Auf der Picolit-Traube gründete sich auch der Erfolg der Familie Nonino. Sie waren die ersten in Italien, die 1973 einen Grappa aus nur einer Rebsorte brannten. Für Traditionalisten damals ein absoluter Faux Pax. Der „Nonino Picolit Grappa“ gehört heute immer noch zu den Spitzenprodukten des Hauses.  Die Nonino-Familie ist inzwischen in der fünften Generation in der Brennereibranche tätig.

„Friuli - Via dei Sapori“ (Friaul - Die Straße der Genüsse) heißt ein Buch des Weinexperten, Journalisten und Buchautors Walter Filiputti aus Percoto bei Udine. Nicht ohne Grund! Denn seine Heimat hat neben den großartigen Weinen auch zahlreiche alpenländische und mediterrane Köstlichkeiten zu bieten. Den ‚Prosciutto di San Daniele‘ zum Beispiel, den König der Schinken. Er reift hier seit Jahrhunderten am Fuße der Südalpen. Oder den „Prosciutto di Sauris“. Eine Delikatesse aus dem kleinen Bergdorf Sauris in den Karnischen Alpen. Er wird über Buchenholz kurz geräuchert und 18 Monate lang an der frischen Bergluft veredelt.

Einen hohen Rang in der Küche nimmt die Polenta ein. Es ist das Nationalgericht im Friaul. Die Grundzutat, der Mais, stammt vorrangig aus der Gegend um Mortegliano, südlich von Udine. Der beste seiner Art. Die Körner werden noch von Hand verlesen und unter großen Mühlensteinen bei 70 bis 90 Umdrehungen langsam vermahlen. Vorsichtig geschätzt soll es im Friaul an die 500 Polentagerichte geben. Unzählige Ingredienzien wurden im Laufe der Jahrhunderte mit dem Maisbrei kombiniert. Salsiccia, Eier, Gemüse, Kartoffeln, Pilze aber auch Fisch und Meeresfrüchte. Eine beliebte Kombination im Friaul ist Polenta mit geriebenem Montasio-Käse.

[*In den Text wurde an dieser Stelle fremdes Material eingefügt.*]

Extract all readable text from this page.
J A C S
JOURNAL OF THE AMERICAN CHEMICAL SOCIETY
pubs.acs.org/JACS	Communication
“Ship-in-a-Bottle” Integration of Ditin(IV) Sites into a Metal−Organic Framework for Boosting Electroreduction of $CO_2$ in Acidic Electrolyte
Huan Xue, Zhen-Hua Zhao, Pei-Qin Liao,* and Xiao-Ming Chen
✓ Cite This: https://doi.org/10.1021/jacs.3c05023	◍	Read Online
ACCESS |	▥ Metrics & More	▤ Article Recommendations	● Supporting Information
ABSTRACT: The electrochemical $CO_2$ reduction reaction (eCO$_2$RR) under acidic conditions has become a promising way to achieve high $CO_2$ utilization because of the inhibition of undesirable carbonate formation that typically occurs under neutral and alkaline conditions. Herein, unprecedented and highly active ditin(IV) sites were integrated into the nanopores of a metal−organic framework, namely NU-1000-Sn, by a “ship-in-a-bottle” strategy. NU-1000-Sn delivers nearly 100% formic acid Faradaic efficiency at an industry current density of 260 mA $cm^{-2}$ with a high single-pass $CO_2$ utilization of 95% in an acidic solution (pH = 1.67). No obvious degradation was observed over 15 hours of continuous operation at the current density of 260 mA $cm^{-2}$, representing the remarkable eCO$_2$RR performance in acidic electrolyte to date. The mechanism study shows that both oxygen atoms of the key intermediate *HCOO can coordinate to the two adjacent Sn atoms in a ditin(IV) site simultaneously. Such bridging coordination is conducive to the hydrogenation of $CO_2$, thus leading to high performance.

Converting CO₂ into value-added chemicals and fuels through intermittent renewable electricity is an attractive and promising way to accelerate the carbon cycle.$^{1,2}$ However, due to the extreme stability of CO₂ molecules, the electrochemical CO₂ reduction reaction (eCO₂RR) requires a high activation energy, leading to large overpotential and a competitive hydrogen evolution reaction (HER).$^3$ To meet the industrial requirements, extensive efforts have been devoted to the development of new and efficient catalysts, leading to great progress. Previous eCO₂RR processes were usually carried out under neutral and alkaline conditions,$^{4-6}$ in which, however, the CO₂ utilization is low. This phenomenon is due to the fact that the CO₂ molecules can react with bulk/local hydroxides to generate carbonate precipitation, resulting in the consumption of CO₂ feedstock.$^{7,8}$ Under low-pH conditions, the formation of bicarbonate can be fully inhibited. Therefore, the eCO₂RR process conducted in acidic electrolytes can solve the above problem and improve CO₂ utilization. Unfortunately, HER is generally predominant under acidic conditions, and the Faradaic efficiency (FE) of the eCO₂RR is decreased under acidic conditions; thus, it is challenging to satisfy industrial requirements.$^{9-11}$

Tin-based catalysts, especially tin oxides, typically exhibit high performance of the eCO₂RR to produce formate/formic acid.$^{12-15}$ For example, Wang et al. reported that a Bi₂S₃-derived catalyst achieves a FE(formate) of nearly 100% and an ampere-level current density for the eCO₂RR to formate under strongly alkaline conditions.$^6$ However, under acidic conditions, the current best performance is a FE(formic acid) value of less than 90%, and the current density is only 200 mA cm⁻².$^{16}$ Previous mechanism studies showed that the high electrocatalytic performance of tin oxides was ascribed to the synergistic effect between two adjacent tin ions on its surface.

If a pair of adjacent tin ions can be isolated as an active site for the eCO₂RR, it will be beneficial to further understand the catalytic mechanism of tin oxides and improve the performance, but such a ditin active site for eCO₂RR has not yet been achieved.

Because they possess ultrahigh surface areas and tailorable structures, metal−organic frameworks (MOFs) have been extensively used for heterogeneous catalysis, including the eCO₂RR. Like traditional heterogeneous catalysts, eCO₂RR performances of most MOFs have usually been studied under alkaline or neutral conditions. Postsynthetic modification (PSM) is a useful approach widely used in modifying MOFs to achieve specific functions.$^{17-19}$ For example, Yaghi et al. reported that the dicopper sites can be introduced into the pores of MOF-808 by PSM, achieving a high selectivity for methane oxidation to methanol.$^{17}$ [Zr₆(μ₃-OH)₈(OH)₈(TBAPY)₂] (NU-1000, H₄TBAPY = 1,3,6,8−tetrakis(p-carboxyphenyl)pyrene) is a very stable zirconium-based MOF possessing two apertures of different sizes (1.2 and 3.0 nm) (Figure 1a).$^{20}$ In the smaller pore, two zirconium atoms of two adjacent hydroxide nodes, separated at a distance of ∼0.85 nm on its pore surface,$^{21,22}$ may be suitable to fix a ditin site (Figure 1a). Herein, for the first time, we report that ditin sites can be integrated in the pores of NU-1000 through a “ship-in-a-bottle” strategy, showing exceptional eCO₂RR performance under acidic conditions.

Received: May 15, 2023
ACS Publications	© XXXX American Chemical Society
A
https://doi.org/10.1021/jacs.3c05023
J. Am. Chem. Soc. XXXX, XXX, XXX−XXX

Eine Delikatesse ist auch der rote Zwergradicchio aus der Stadt Görz an der slowenischen Grenze. Der edelste Radicchio Italiens wird wegen seines Aussehens auch „Görzer Rose“ genannt. Er wird gerne in heißer Butter geschwenkt und mit fein geschnittenen frischen Äpfeln und Kren gegessen. 

Rezepte aus der Habsburgerzeit, die Region gehörte fast sechs Jahrhunderte zu Österreich, findet man vor allem in Triest und Umgebung. Gulaschgerichte, das Costoletta Viennese, das Wiener Schnitzel, den Prager Schinken und natürlich zahlreiche Süßspeisen: Sachertorte, Linzertorte, Krapfen oder Strudel.

Friaul-Julisch Venetien ist eine kulinarische Schatzkammer mit fantastischen Weißweinen und Gerichten. Eine Region, die ihre Authentizität bewahrt hat und die es definitiv zu entdecken gilt.